By David Owen
August 9 – The World Anti-Doping Agency (WADA) has suspended the accreditation of the UFRJ doping control laboratory in Rio de Janeiro just 10 months before the 2014 FIFA World Cup is scheduled to get under way in Brazil. The move – likely to cause acute embarrassment to Brazilian authorities – comes less than a year after the laboratory, also known as Ladetec, was reinstated following a partial suspension from January 2012.
WADA did not immediately outline the reason for its latest action, but it means that the laboratory is prohibited from carrying out any WADA-related anti-doping activities
Brazil is about to enter a three-year period under the full glare of the world’s sporting spotlight, with the World Cup to be followed in 2016 by South America’s first Olympic and Paralympic Games, to be held in Rio.
The Ladetec laboratory – Brazil’s only WADA-accredited facility – is expected to play a major part in both events.
Given the negative international publicity generated by recent protests coinciding with the Confederations Cup, authorities could have done without a new setback.
WADA said that a further decision – “regarding possible revocation of the laboratory’s accreditation” – would be made by its executive committee “in the coming weeks”.
The laboratory is entitled to appeal the decision to suspend its accreditation to the Court of Arbitration for Sport (CAS) in Switzerland within 21 days of receipt of notice.
Last year’s partial suspension related specifically to the conducting of isotope ratio mass spectrometry (IRMS) testing on samples – the element of its operation which had caused it falsely to report that Brazilian beach volleyball player Pedro Solberg Salgado had tested positive for testosterone.

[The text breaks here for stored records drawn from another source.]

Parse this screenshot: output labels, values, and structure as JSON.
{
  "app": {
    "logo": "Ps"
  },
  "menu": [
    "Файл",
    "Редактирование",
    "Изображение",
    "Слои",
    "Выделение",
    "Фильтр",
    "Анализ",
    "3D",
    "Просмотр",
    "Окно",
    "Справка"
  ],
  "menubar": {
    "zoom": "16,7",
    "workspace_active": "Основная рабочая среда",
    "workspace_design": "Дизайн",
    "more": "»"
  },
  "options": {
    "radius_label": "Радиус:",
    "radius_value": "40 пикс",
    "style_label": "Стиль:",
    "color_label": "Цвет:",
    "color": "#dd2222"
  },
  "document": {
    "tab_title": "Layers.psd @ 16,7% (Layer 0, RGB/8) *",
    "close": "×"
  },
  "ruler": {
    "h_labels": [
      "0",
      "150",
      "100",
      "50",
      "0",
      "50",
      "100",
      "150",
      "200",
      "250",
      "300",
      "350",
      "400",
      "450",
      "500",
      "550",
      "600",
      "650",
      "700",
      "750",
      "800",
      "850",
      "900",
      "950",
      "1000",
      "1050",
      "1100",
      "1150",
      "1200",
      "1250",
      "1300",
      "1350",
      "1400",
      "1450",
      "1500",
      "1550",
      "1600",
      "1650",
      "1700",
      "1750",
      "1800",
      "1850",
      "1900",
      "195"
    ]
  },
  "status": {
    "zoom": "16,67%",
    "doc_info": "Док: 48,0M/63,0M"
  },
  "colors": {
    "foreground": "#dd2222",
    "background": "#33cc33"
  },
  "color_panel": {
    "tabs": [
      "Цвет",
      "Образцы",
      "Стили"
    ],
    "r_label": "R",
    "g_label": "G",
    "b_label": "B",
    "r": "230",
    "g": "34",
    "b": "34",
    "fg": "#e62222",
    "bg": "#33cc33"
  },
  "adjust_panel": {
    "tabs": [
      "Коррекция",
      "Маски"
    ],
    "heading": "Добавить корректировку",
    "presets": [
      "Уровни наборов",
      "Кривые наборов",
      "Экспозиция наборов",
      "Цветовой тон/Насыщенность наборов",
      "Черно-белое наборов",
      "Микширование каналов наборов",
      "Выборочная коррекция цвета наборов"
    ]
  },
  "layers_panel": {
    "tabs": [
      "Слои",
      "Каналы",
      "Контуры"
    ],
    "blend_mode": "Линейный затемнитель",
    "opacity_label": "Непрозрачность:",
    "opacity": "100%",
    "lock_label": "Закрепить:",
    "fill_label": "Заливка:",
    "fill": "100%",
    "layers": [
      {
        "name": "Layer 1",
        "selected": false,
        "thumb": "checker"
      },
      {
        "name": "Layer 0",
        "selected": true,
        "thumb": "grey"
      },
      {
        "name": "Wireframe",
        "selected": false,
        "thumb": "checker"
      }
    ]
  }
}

The Rio 2016 organising committee announced in March that a planned new home for the laboratory had started to take shape, with construction expected to be concluded in the first half of 2014.
It said that 7,000 tests would be carried out in the new building during the 2016 Olympics and Paralympics, and that the Brazilian Ministry of Sports had transferred around $7 million to fund construction.
The only other WADA-accredited laboratory in South America at present is Colombia’s Laboratorio de Control al Dopaje Coldeportes Nacional in Bogotá, although there are also facilities in Cuba and Mexico.
The 2014 World Cup is scheduled to kick off in Sao Paulo on June 12.